At Dynamic Yield, we hold ourselves to the highest set of privacy standards, which we refer to as Responsible Personalization, to ensure everything we do happens within safe boundaries. Our entire platform was built to abide by these core principles, including our email personalization capabilities.

It is because of this that the Dynamic Yield platform does not behave in the way Apple seeks to prevent – more on that below.

You control how Dynamic Yield identifies your subscribers

The main crux of Apple’s Mail Privacy Protection is to eliminate the usage of invisible pixels and IP addresses, two methods Dynamic Yield does not use to personalize email content or infer user identity

Dynamic Yield relies on explicit identifiers, which you – as the brand owner – choose. Determining the right identifier is critical, as brands should view privacy in a holistic manner rather than a vendor-driven decision.

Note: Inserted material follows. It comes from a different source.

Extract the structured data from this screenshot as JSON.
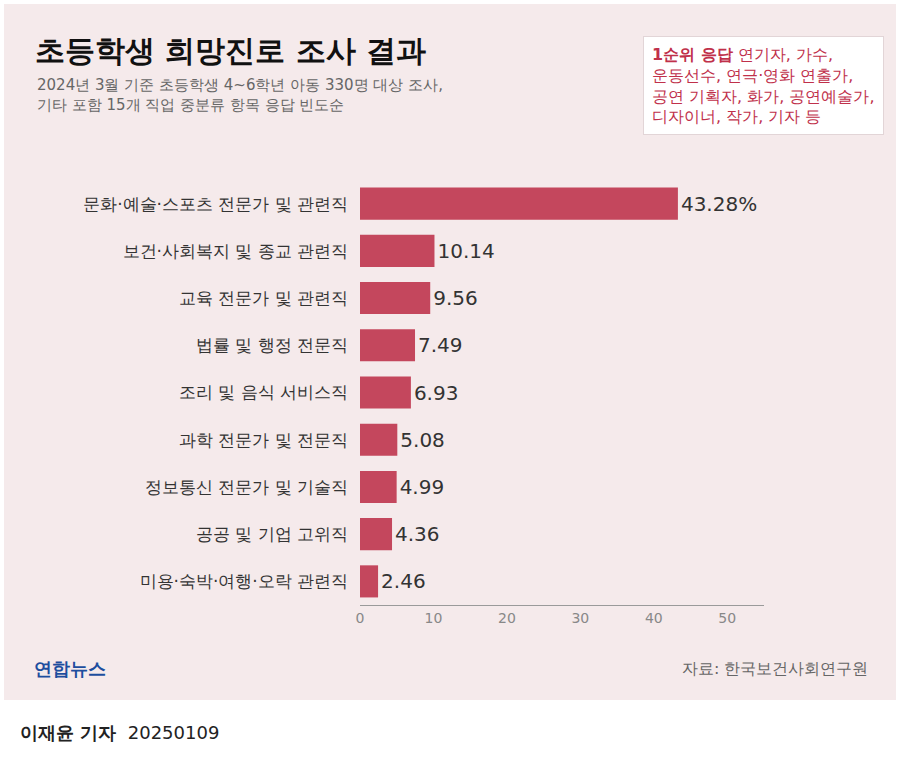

For example, some brands opt for hashed emails while others, Customer ID. Both ensure that the user identity is protected in email campaigns, and even if you choose to identify using an un-hashed email address, the platform architecture ensures the rest of the user data remains protected.

email-responsible-personalization-DY_ID

When embedding a Recommendation or Dynamic Content blocks, you explicitly state the distinguisher ID as a parameter to the image and link tags, in this case – hashed email

Given Dynamic Yield’s Responsible Personalization practices have the right safeguards in place, Apple’s Mail Privacy Protection is therefore redundant, with content remaining personalized for users regardless of the platform they use to open their emails.

There’s no need to panic

Apple is helping consumers fight invasive privacy tactics and their recent announcement is expected to represent another milestone in web privacy. Much like GDPR and the depreciation of 3rd party cookies, it is a part of the constant evolution that is marketing, which should not be feared but embraced.

With privacy as a core principle, Dynamic Yield welcomes these changes, which we do not expect to limit our capabilities in any way.